John Michael Irmer, a 68-year-old man from Oregon, has been charged with the murder and aggravated rape of a 24-year-old woman from Pennsylvania, Susan Marcia Rose, in a Boston apartment in 1979. The charges were announced by District Attorney Kevin Hayden on Monday.
Irmer voluntarily walked into the Portland FBI field office last month, confessing to meeting a red-haired woman at a Boston skating rink around Halloween in 1979. He admitted to accompanying her to 285 Beacon St., a building undergoing renovations at the time. According to the District Attorney’s office, Irmer confessed to grabbing a hammer and striking the woman on the head, resulting in her death. He then fled to New York the following day.

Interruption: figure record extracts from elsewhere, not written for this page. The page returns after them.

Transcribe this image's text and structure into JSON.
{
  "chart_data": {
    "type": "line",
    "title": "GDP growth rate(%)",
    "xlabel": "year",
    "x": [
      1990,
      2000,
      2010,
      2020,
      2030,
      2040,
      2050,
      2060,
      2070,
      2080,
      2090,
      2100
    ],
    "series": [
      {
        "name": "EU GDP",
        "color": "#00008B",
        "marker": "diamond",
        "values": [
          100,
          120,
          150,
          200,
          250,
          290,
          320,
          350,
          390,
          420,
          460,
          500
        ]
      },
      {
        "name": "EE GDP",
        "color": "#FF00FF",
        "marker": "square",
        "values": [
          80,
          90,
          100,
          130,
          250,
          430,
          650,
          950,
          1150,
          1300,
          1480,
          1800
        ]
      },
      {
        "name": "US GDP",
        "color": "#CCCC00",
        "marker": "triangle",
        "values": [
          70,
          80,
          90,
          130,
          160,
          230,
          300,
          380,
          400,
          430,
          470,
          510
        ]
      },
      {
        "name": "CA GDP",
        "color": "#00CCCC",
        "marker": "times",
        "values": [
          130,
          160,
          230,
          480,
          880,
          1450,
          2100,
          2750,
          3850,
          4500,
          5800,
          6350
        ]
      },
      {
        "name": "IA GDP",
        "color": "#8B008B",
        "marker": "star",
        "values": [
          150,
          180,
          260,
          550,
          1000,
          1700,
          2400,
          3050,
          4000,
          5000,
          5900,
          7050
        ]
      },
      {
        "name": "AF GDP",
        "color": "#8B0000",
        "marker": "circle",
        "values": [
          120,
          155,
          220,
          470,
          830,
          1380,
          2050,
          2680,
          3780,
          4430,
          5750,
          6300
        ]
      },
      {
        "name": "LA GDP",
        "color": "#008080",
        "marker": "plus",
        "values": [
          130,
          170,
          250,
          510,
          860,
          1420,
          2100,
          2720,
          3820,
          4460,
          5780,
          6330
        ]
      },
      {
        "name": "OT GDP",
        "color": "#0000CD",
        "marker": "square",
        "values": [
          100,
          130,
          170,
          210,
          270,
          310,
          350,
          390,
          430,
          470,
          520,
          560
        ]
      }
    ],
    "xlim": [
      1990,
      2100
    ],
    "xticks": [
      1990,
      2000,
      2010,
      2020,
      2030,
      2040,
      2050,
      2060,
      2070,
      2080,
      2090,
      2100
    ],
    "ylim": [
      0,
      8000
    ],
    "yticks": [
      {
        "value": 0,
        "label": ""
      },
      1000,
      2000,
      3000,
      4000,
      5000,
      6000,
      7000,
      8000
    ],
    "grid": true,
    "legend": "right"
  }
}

Rose, who also had red hair, was found murdered at the Beacon Street address on October 30, 1979. The cause of death was determined to be multiple blunt injuries to the head, including skull fractures and brain lacerations.
Investigators obtained a DNA sample from Irmer, which matched DNA samples preserved from the crime scene. Rose had moved to Boston from Johnstown, Pennsylvania, and was residing on Dartmouth Street at the time of her death.
In June 1981, another man was tried for Rose’s murder but was found not guilty. “Nearly 44 years after losing her at such a young age, the family and friends of Susan Marcia Rose will finally have some answers. This was a brutal, ice-blooded murder made worse by the fact that a person was charged and tried,” said Hayden.
Judge James Coffey ordered Irmer to be held without bail. He is scheduled to return to court on October 17 for a pretrial hearing.
In addition to confessing to Rose’s murder, Irmer also admitted to committing several other murders, according to prosecutors. One of these cases, a murder in the South, is still under investigation. Irmer was previously convicted for the 1979 robbery and murder of a drug dealer in San Francisco, for which he served 30 years in prison.
“No matter how cold cases get resolved, it’s always the answers that are important for those who have lived with grief and loss and so many agonizing questions,” Hayden added.